Study done by Abdel Haffiez et al. on rabbits, concluded that the PRP can significantly reduce the amount of orthodontic relapse following removal of the orthodontic force.32 There have been no long term investigations regarding the stability of the effects of local injection of PRP and Vitamin D3 on the rate of tooth movement in humans in literature. Most of the previous studies have been on conducted on animals and were of a shorter duration.8,9,13,14,16,19,21
5. Conclusion
The mean rate of tooth movement was higher in the PRP and Vit D3 groups compared to their respective controls, whereas the rate of tooth movement was significantly higher in the PRP group compared to Vit D3 group. Interestingly in the PRP group, the increased rate of tooth movement was observed throughout the study period, but in Vit D3 group it was only for the first two months. Root resorption was lesser in both PRP & Vit D3 groups compared to their controls. Among the teeth assessed, the lateral incisor showed maximum root resorption and canine the least.
6. Limitations of this study
Most of the subjects in this study were female, and equal gender distribution would have been more appropriate.
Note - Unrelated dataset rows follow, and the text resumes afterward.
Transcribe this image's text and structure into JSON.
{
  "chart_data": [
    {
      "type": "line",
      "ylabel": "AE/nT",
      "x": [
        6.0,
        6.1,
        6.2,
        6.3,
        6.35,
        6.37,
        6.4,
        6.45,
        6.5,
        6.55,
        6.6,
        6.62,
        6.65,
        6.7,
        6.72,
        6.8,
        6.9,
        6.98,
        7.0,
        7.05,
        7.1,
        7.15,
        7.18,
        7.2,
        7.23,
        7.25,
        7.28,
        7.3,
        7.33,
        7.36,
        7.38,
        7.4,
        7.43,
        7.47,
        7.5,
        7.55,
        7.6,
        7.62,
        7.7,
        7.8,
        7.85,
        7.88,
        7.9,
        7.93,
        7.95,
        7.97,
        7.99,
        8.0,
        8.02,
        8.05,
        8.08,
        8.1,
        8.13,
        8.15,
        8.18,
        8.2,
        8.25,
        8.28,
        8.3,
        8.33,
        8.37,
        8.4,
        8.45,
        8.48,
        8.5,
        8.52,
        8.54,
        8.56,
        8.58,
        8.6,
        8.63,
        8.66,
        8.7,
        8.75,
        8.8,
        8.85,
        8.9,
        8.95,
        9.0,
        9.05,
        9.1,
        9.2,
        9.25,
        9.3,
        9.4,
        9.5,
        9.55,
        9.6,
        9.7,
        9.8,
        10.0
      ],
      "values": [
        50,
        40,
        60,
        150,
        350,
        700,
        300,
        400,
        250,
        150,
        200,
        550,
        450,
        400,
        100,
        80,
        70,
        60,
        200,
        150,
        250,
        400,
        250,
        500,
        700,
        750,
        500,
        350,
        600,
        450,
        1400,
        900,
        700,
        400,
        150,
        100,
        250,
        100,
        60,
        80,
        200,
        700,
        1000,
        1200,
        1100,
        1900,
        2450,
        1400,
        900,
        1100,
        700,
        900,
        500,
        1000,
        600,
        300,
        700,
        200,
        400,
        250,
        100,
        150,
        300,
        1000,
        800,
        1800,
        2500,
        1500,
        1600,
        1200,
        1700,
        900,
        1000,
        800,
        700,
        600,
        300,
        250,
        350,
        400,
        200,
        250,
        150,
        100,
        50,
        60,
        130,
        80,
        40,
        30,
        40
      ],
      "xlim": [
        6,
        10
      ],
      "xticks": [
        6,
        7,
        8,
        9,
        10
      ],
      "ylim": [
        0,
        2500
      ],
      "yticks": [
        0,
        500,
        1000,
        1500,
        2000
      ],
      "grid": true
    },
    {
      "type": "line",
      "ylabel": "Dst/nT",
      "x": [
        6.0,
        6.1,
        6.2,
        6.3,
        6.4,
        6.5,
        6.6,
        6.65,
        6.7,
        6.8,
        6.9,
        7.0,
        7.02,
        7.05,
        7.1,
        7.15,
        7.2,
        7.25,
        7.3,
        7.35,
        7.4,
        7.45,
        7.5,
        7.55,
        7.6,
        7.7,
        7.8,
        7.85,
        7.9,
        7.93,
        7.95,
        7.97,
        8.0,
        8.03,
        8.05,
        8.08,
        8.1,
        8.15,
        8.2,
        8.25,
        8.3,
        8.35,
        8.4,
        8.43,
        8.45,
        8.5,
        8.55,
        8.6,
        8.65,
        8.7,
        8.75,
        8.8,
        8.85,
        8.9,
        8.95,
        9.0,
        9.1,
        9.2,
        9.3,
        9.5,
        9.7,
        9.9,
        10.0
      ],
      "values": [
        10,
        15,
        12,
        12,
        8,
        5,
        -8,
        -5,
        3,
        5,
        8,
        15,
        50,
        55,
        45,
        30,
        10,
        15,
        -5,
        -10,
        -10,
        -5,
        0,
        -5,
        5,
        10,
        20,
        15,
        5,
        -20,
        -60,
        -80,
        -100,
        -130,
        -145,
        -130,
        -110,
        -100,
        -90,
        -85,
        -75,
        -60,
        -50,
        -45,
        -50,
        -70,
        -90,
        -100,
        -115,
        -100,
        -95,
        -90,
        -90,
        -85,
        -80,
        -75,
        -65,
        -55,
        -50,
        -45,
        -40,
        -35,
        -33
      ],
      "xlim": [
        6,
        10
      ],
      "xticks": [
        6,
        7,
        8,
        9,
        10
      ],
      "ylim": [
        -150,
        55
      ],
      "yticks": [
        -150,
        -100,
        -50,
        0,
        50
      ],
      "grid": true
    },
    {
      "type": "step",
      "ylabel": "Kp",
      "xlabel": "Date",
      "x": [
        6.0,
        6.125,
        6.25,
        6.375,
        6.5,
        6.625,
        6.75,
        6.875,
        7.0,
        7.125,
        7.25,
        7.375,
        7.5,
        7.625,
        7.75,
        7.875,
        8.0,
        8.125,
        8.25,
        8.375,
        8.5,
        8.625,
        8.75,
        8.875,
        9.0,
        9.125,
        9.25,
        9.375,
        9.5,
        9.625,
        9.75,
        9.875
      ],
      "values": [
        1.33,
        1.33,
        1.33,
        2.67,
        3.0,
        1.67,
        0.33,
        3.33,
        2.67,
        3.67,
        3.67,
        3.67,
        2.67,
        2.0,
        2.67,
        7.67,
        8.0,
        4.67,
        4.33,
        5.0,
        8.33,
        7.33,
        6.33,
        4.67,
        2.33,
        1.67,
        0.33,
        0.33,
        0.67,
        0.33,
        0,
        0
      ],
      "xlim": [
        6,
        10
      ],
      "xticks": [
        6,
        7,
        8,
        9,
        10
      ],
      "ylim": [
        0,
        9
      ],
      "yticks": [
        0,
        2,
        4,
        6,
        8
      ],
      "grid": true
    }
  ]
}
The exact platelet concentration in the PRP used and Vitamin D3 concentration in Vitamin D3 prepared solution was not measured. The solvent used for vitamin D3 was a polar solvent in which vitamin D3 was not 100% dissolved so the concentration obtained could have been variable.
Another shortcoming of this study was that although aseptic conditions were followed for preparation of autologous PRP, there were no microbial evaluations done for the prepared PRP before its injection.
This study does not evaluate the long-term effects of local injection of PRP and Vitamin D3 on the rate of tooth movement. Hence this can be an area of future research.